Notes from Nell Watson

The potential threat from rogue AI has been extensively discussed in media for decades. More recently, luminaries such as Hawking and Musk, have described AI safety as the most pressing problem of the 21st Century.

Although we are far from producing Artificial General Intelligence (AI of equivalent or greater functional intelligence to a human), lesser intelligences (autonomous systems) are today interacting with us ever more closely in our daily lives. 

From Siri to Self-driving vehicles, and marketing bots, autonomous systems are becoming an indispensable tool within daily life. They are already being deployed in the world of business, for scheduling meetings and facilitating commerce, as well as within potential life-and-death situations on the road. 

Any agent that interfaces with legal and contractual affairs needs to be explicitly above-board, and to act in accordance with generally-accepted business ethics and common customs and best practices. Only once this information layer becomes available can machine assistants be trusted to take care of sensitive, nuanced, or potentially high-liability tasks with any autonomy.

AI systems need to function according to values that appropriately align with human needs and objectives in order to function within serious roles in our society.
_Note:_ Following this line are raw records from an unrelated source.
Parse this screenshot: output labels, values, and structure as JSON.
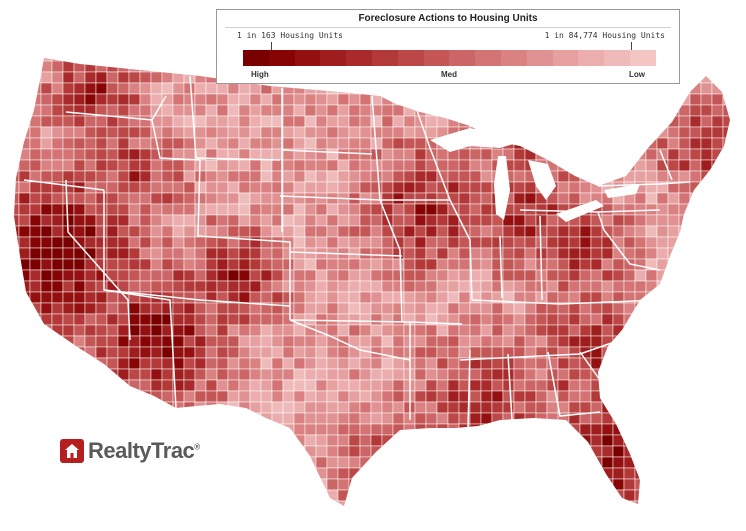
{
  "legend": {
    "title": "Foreclosure Actions to Housing Units",
    "min_label": "1 in 163 Housing Units",
    "max_label": "1 in 84,774 Housing Units",
    "high_label": "High",
    "med_label": "Med",
    "low_label": "Low",
    "scale_colors": [
      "#7a0000",
      "#870404",
      "#941010",
      "#9f1d1d",
      "#a92a2a",
      "#b33838",
      "#bc4747",
      "#c45656",
      "#cc6565",
      "#d37373",
      "#da8282",
      "#e09191",
      "#e6a0a0",
      "#ebadad",
      "#efbaba",
      "#f3c6c3"
    ]
  },
  "map": {
    "region": "Contiguous United States",
    "border_color": "#ffffff",
    "low_color": "#f3c6c3",
    "high_color": "#7a0000"
  },
  "logo": {
    "text": "RealtyTrac",
    "mark": "®",
    "icon": "house-icon",
    "color": "#b41f1f"
  }
}
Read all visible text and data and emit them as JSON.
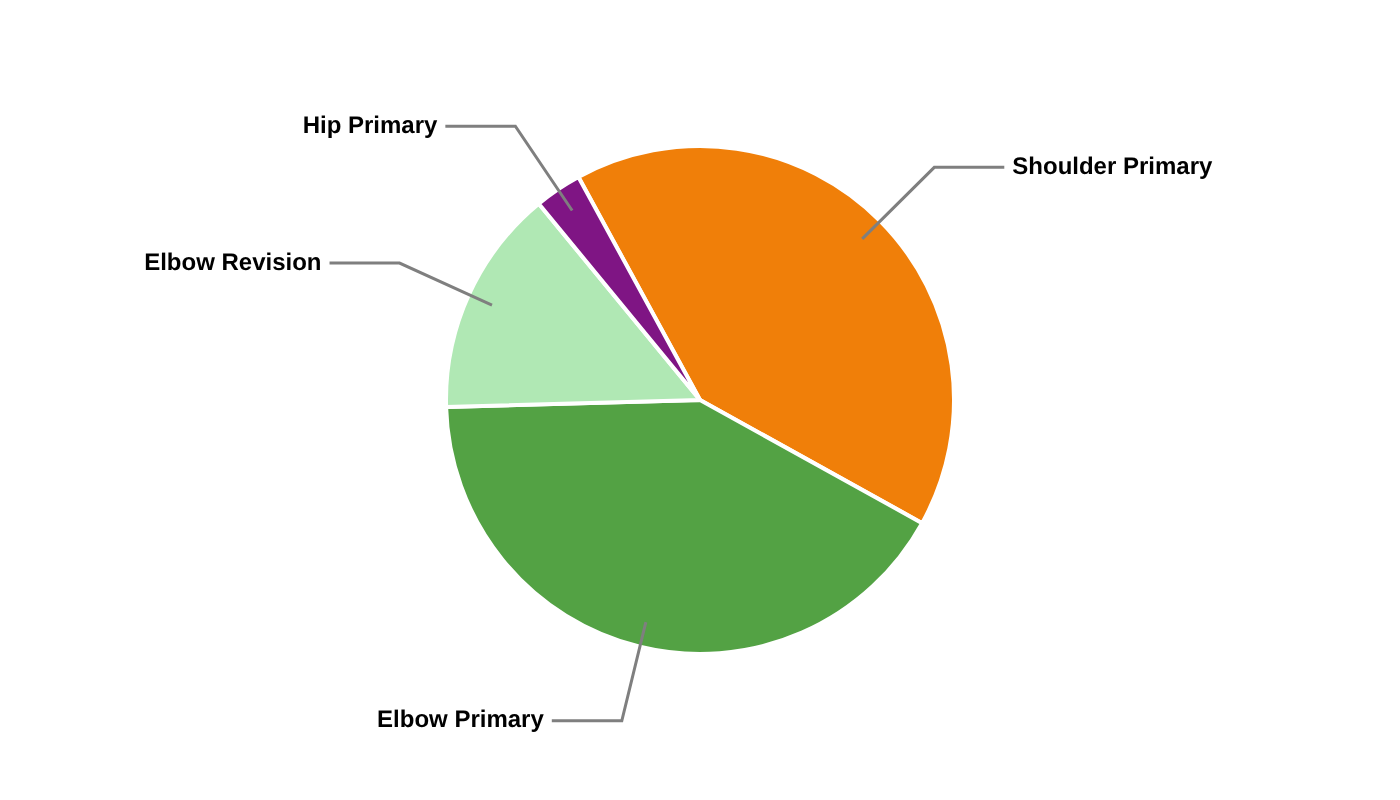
{
  "chart_data": {
    "type": "pie",
    "categories": [
      "Shoulder Primary",
      "Elbow Primary",
      "Elbow Revision",
      "Hip Primary"
    ],
    "values": [
      41,
      41.5,
      14.5,
      3
    ],
    "colors": [
      "#f07f09",
      "#53a244",
      "#b0e8b4",
      "#7f1584"
    ],
    "legend": false
  }
}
Any activity that involves human and machine interaction or collaboration will require a range of methods of value alignment.

At present, other than OpenEth’s prototype, there is no obvious way to implement ethical rules in a way that machines can understand, or could apply to governing their operations across a range of situations.

Recent developments in AI, including Bayesian Probabilistic Learning, offer a glimpse at a new generation of AI that is able to conceptualise in a way previously impossible. This heralds the first generation of AI assistants that can learn about our world, and the people in it, in a manner that is similar to how human beings learn.

This ability to learn from few examples, whilst conceptualising discrete ‘ideas’ means that an era of truly cognitive machines is coming, one much more sophisticated than the intuitive forms of machine intelligence born from deep neural nets. Northwestern U’s Cogsketch can now solve the Raven Progressive Matrices Test, an intelligence test of visual, analogical, and relational reasoning, better than the average American.

Many of us have experienced times when our children ask us very difficult questions about life, existence, and the various assumptions that in aggregate form modern civilisation. Humanity must prepare itself for the tough task of being asked similar questions from increasingly intelligent machines.